The proposed extension of Line 7 from Dahisar to Bhayander (called Line 9) is estimated to cost ₹3600 crore, and the underground extension to the International Airport shall cost an additional ₹600 crore.

The MMRDA allotted ₹340 crore to the DMRC to implement and commission the rolling stock, signalling, and telecommunication work for the Metro 2A and Metro 7 corridors on 26 November 2016.

== Infrastructure ==

=== Rolling stock ===
BEML was awarded a ₹3015 crore contract to supply 378 metro cars (63 trainsets) for Line 7 and Line 2 in November 2018. An additional 126 metro cars (21 trainsets) were ordered from BEML to cater to metro extensions. All trainsets were manufactured at BEML's Rail Coach Factory in Bangalore, Karnataka. The rakes are capable of driverless operation, making them the first driverless metro trains to be made in India. BEML began manufacturing the coaches on 29 July 2019, built the first metro coach in 75 days, and unveiled it in September 2019. The first trainset arrived in Mumbai on 28 January 2021.

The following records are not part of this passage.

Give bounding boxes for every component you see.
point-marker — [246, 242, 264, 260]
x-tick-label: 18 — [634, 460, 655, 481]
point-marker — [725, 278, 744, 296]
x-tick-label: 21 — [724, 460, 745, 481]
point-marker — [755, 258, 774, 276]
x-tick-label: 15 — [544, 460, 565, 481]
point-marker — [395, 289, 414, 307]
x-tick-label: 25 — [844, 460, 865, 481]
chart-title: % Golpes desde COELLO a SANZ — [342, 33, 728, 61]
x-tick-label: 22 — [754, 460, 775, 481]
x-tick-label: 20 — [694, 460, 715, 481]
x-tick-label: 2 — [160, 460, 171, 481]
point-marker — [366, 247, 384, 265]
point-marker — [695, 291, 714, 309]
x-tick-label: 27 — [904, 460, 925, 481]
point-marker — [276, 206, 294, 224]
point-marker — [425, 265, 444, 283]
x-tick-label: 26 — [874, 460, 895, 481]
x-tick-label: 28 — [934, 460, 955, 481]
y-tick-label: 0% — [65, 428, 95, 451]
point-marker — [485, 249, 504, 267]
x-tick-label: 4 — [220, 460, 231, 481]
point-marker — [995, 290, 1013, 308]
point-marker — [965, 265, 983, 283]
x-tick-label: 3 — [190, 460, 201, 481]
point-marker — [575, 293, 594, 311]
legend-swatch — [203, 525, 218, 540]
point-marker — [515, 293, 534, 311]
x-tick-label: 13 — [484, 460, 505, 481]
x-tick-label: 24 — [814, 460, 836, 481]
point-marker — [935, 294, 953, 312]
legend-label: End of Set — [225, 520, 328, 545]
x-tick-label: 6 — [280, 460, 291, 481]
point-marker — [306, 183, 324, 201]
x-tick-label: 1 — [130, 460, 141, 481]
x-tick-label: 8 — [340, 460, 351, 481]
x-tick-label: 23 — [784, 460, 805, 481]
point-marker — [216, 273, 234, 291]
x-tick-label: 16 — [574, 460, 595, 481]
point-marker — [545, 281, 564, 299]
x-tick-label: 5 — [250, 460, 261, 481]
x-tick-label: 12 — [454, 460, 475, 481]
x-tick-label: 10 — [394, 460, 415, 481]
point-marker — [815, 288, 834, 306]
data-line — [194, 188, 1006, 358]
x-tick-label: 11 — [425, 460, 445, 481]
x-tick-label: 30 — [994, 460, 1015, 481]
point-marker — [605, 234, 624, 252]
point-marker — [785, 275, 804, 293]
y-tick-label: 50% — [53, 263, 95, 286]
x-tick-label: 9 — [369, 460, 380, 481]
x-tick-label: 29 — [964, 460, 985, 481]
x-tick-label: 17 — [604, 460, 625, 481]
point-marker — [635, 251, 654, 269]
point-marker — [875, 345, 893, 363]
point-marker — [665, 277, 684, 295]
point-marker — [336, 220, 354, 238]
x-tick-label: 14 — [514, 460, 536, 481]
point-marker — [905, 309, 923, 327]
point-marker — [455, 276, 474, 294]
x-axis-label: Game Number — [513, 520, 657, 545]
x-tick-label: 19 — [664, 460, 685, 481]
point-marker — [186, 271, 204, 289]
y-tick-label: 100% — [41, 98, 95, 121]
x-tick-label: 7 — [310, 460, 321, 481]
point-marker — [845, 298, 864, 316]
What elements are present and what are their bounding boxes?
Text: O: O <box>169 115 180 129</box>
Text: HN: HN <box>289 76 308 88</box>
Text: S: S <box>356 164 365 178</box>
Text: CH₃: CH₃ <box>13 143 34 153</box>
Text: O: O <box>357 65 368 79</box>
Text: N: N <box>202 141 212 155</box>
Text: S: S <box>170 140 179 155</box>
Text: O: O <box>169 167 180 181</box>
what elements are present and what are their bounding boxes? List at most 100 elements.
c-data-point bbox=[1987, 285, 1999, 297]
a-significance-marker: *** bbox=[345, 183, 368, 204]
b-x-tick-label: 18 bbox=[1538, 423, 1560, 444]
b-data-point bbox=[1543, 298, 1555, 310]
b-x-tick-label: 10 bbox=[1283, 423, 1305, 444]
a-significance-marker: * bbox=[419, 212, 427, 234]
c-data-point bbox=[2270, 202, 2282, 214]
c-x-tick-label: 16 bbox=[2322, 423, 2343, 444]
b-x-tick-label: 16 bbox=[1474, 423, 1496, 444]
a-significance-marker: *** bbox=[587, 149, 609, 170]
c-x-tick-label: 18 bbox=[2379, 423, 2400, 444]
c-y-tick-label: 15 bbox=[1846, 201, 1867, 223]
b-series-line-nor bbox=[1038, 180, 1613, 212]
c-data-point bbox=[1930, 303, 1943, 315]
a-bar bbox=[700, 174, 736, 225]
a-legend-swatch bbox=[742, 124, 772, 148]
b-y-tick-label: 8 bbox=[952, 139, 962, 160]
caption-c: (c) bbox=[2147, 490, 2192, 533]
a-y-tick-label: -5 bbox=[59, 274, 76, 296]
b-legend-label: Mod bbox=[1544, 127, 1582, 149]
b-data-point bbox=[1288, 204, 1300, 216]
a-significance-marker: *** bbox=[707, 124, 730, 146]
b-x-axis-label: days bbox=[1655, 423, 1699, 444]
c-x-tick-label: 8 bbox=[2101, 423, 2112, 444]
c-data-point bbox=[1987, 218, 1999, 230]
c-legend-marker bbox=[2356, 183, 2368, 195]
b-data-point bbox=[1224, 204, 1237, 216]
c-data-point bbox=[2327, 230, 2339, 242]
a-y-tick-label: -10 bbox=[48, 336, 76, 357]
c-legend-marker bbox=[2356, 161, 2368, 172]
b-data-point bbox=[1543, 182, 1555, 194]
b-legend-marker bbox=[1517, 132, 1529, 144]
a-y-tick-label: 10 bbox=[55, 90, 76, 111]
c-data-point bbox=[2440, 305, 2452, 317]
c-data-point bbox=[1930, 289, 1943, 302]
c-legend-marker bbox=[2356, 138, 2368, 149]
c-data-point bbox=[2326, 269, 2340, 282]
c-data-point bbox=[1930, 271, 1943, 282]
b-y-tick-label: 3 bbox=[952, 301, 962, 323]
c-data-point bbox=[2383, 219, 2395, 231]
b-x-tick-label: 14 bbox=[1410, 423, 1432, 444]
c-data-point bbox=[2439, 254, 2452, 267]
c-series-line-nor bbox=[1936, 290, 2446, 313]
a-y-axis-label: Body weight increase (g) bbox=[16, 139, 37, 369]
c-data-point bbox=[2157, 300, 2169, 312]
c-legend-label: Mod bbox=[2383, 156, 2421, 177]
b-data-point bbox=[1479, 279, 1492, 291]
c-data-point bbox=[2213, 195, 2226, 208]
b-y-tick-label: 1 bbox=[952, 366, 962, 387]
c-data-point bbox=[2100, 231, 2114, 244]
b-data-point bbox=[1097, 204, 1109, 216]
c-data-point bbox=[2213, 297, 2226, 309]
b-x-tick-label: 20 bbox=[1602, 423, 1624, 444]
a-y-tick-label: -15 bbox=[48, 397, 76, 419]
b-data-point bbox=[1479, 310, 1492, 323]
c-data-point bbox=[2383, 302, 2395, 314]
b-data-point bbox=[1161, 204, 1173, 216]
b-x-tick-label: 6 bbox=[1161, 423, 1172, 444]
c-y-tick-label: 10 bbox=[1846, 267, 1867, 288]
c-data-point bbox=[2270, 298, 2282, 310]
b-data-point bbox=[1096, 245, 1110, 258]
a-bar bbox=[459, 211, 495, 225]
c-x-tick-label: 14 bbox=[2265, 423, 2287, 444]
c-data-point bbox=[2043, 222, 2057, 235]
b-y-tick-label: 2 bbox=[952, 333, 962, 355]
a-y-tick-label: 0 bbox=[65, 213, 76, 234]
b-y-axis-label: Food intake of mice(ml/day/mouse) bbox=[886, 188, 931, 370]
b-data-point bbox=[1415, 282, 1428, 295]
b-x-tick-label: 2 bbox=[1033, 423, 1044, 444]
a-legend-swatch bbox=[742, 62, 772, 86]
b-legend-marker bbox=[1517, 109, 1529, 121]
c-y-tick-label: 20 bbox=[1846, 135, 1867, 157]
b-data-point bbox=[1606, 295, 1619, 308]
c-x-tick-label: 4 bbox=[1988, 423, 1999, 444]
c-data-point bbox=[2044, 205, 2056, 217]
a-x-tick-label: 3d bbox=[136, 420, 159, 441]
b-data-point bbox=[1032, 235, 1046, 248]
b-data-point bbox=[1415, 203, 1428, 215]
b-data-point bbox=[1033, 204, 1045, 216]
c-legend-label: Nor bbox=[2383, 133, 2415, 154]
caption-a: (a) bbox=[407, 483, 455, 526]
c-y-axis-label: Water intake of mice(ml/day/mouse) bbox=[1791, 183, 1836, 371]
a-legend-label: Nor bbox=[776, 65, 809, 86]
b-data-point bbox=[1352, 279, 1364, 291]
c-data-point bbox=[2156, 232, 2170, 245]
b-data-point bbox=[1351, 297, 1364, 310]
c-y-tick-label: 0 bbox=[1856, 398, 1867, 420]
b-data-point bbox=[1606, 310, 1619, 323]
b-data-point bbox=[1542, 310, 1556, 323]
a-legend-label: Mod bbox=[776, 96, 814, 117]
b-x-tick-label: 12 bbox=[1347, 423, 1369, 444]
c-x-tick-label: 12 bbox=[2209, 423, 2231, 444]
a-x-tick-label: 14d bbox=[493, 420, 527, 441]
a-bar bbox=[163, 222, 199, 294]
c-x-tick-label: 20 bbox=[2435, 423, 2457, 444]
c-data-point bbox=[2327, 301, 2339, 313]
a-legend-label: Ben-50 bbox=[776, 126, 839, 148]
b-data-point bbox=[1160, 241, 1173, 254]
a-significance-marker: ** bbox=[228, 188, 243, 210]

Each trainset is made up of six coaches, with a total passenger capacity of 1,660 and a dense crush load capacity of 2,092. The trainset is 3.2 metres wide and made of stainless steel. Each coach has four doors on both sides. The rake employs a regenerative braking system.

=== Signalling ===
Line 7 utilises the Alstom Urbalis 400 communications-based train control (CBTC) signalling system. Alstom was awarded a EUR 90 million contract to supply the signalling and telecommunications systems for Mumbai Metro Line 2 and Line 7, as well as Pune Metro's Purple Line and Aqua Line, in April 2019.

=== Power ===
Line 7 is electrified at 25 kV 50 Hz AC, with power provided via an overhead catenary. The MMRDA signed an agreement with Adani Electricity Mumbai Limited to supply electricity to Line 7 and Line 2A on 2 December 2022. Around 120 million units are required to power both lines. MMRDA plans to install solar panels on the roofs of 13 stations on Line 7 to generate 2,000 kW of power.

=== Fare collection ===
A consortium of the Indian company Datamatics Business Solutions and Italian company AEP Ticketing Solutions S.R.L was awarded a ₹160 crore contract to implement the automated fare collection system for Line 7 and Line 2 in February 2019.

From 1 May 2023, a 25% discount on ticket fare was implemented for senior citizens (over 65 years), disabled persons, and students up to Class 12.

=== Foot overbridges ===
The MMRDA plans to build 14 foot-overbridges on the Red Line to improve connectivity for commuters. The overbridges will be constructed in three phases. The first foot overbridge at Gundavali station was completed on 29 November 2022.